La sombra del viejo amigo

Microcuento presentado al III Concurso de Terror ArtGerust. Homenaje a Edgar Allan Poe. Como los textos se publican de manera directa y visible en la web del concurso yo también lo dejo aquí. Este texto entró en la selección final y fue incluido en la recopilación.

Desearía alejarme del alfeizar de la ventana, pero mis piernas no responden; apartar la mirada del árbol, pero apenas puedo pestañear. El roble preside el centro del jardín de la mansión desde mucho antes que el primer Torres–Montoya comprara estas tierras. Todos hemos nacido y crecido a su sombra. ¿Acaso no debería hacérseme familiar su figura?

Sin embargo desde hace horas lo contemplo lleno de horror: el viejo compañero se ha convertido en algo pérfido. Como un bufón insolente que ocupa el trono de su rey, la sombra del roble se ha extendido más allá de sus ramas. Resulta doloroso descubrir lo corrompido y pretérito de su esencia, cómo ésta impregna toda la hacienda.

Pero lo que me paraliza son los espectros que habitan su copa. Madre, padre, el abuelo Tomás… y muchos otros. Sus ojos resplandecen, mirándome. A mí. Pero no a mi persona sino a mi gemelo espectral. Ese que, como ellos, oscila ahorcado de las ramas.

Nota 01/09/2015: he hecho a postriori algunos cambios en el texto (condenado perfeccionismo). La versión vieja, la publicada por ArtGerust, la dejo tras el salto de página (justo aquí debajo). Así queda constancia de las modificaciones, que sé que son para mejor.

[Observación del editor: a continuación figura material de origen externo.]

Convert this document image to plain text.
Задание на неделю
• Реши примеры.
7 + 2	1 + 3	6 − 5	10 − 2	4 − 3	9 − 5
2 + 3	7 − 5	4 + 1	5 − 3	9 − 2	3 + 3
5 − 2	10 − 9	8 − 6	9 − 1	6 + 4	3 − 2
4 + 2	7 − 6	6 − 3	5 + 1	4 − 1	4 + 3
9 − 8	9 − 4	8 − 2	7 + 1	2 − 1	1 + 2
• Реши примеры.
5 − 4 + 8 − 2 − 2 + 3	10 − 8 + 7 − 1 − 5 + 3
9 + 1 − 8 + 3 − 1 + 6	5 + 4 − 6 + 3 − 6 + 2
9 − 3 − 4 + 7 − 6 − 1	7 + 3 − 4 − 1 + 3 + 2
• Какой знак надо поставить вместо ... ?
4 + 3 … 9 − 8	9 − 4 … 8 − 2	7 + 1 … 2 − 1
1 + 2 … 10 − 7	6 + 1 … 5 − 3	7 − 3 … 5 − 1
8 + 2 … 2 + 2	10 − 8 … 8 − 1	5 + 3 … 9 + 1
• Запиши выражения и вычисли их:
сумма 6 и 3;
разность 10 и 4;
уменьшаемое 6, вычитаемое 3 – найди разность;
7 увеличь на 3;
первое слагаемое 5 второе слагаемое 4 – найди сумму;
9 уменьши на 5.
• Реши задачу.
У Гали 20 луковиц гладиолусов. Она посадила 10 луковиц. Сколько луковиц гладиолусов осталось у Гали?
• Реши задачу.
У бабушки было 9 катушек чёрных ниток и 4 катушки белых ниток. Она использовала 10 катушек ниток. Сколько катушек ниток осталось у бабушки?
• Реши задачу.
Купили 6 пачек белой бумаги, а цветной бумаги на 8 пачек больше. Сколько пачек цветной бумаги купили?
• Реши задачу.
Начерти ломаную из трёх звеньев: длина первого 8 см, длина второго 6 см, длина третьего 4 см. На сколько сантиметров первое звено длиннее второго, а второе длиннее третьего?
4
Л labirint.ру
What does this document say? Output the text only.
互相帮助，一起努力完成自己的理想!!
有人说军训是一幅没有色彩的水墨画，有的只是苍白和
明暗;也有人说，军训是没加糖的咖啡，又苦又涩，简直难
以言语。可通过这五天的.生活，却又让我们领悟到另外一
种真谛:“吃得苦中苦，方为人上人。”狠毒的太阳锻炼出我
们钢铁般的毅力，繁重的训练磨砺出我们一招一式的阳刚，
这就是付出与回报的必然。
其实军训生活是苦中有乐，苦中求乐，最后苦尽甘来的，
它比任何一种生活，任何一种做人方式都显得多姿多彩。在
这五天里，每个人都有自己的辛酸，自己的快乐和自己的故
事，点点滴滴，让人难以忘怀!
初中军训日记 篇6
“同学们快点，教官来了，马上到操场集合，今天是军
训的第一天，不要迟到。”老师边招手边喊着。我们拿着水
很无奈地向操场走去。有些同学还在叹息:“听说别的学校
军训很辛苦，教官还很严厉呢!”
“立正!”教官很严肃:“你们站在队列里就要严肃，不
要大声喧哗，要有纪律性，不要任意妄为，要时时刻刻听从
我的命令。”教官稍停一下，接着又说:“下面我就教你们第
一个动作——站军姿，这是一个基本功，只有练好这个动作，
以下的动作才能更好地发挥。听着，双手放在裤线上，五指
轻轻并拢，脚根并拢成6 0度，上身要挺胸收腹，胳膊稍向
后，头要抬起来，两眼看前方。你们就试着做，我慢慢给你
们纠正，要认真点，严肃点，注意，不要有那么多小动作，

Desearía apartarme del alfeizar de la ventana, pero mis piernas no responden; apartar la mirada del árbol, pero apenas puedo pestañear. El roble preside el centro del jardín de la mansión desde mucho antes que el primer Torres–Montoya comprara estas tierras. Todos hemos nacido y crecido a su sombra. ¿Acaso no debería hacérseme familiar su figura?

Sin embargo desde hace horas lo contemplo lleno de horror: el viejo compañero se ha convertido en algo pérfido. Como un bufón insolente que ocupa el trono de su rey, la sombra del roble se ha extendido más allá de sus ramas.

Resulta doloroso descubrir lo corrompido y pretérito de su esencia, cómo ésta impregna toda la hacienda. Pero lo que me paraliza son los espectros que habitan su copa. Madre, padre, el abuelo Tomás… y muchos otros. Sus ojos resplandecen. Mirándome. A mí. Pero no a mi persona sino a mi gemelo espectral. Ese que, como ellos, oscila ahorcado de las ramas.